Library Director’s Notebook
The Dinner by Herman Koch is a slender novel that might also have been written as a play. By that I mean most of the action takes place in a somewhat claustrophobic setting of a chic, pricey restaurant in Holland, peopled by the rich and famous, or the merely quite well-to-do. The major dramatis personae are also limited, including Paul,the narrator, his wife Claire, his brother Serge and his sister-in-law Babette. Overly solicitous waiters and eager admirers of Serge flutter around them like flies around a particularly juicy carcass.
From the very beginning Paul lets us know that he does not want to attend this small dinner with his brother and his wife. It becomes obvious after just a few of Paul’s tetchy comments that the brothers are not close. Serge is one of the beautiful people, a very handsome man running for the country’s highest office. His wife Babette is a woman whose beauty also attracts a lot of attention in any setting, but especially in the sheltered world of a small, exclusive restaurant. By contrast Paul and Claire fade into the background, although it soon becomes obvious that is timid or insignificant.
The four of them know they must have an important talk about their respective teenage children. Something very serious has occurred, and each of them wants to face up to the problem, while at the same time trying to delay the discussion, and if possible manage the outcome, for their own sakes as well as for their children.
Little by little, Paul reveals to the reader just what he suspects his son Michel and his cousins have done and what grave and very public consequences are almost certain to follow their actions. Paul complains and frets about society, anxious about the growing violence in the world, yet taking no part of the blame, as he alternately condemns and then seeks to exonerate and protect Michel. He regrets his lack of closeness with Michel and is jealous of Michel’s obviously close relationship with his mother.

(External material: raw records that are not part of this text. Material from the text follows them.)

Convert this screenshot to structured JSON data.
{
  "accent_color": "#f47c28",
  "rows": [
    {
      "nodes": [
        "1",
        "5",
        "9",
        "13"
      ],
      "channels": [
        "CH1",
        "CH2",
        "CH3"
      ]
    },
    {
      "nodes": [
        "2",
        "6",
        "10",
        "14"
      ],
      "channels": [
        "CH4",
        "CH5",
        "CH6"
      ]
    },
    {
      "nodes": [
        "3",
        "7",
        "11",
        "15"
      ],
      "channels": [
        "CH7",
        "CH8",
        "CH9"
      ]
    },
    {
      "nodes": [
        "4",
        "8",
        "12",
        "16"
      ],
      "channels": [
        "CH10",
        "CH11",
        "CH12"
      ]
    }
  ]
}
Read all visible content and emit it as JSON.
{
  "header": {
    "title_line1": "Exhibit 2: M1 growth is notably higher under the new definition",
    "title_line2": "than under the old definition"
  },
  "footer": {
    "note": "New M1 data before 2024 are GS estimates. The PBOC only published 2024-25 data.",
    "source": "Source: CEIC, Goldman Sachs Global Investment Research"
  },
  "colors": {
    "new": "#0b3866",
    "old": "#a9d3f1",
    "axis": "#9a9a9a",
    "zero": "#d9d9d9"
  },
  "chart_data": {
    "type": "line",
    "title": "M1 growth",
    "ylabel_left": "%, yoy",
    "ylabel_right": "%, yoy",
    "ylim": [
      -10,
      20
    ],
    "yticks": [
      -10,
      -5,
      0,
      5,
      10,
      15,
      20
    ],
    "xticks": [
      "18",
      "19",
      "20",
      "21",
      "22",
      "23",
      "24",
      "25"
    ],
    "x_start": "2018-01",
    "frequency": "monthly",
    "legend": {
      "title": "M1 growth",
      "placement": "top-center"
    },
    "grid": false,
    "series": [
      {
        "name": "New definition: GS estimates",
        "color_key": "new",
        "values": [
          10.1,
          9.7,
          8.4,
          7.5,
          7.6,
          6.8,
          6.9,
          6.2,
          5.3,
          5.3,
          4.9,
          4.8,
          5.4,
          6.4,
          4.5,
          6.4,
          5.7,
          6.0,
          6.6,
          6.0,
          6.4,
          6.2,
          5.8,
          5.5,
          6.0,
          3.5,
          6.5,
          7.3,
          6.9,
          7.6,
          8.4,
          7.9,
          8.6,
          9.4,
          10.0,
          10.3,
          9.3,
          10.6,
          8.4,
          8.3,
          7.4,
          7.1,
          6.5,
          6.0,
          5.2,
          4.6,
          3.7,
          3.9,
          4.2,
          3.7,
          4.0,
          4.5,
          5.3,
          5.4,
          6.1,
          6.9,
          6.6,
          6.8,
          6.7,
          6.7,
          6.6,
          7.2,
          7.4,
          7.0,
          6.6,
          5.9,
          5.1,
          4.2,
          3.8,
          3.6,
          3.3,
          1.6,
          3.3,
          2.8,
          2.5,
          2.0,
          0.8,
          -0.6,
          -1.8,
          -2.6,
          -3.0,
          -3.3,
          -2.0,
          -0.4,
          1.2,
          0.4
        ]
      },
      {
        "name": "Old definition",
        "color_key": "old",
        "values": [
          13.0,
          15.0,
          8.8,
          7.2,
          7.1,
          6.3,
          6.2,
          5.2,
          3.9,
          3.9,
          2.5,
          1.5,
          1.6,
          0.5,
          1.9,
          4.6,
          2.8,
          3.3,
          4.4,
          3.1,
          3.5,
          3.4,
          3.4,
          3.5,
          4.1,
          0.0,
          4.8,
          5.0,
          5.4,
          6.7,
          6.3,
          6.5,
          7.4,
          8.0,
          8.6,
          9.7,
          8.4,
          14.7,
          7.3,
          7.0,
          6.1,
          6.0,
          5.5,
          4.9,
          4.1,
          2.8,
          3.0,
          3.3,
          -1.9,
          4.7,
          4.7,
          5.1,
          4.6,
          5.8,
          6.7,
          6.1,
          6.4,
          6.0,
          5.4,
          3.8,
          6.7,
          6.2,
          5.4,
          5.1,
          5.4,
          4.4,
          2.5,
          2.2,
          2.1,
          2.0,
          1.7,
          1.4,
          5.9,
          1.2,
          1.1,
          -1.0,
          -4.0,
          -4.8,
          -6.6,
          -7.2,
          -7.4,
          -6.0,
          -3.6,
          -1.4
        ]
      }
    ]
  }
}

The farther along we read, the more we come to realize that Paul falls into the category of an unreliable narrator. So much of what he relates, the events leading up to his son’s crimes, his relationship with Claire, his interpretation of his brother’s motives becomes less trustworthy every moment. Only one thing becomes most pressingly urgent: Paul and Claire will do anything to save their son, no matter what the consequences. It is this closing of ranks and complete lack of compassion or concern for anyone else but the immediate, core unit that drives this novel to its extremely unpleasant conclusion. Comparisons to recent current events such as the “Affluenza” case regarding a wealthy teen on the run with his mother, after breaking the terms of his parole, are both inevitable and disturbing when reading The Dinner.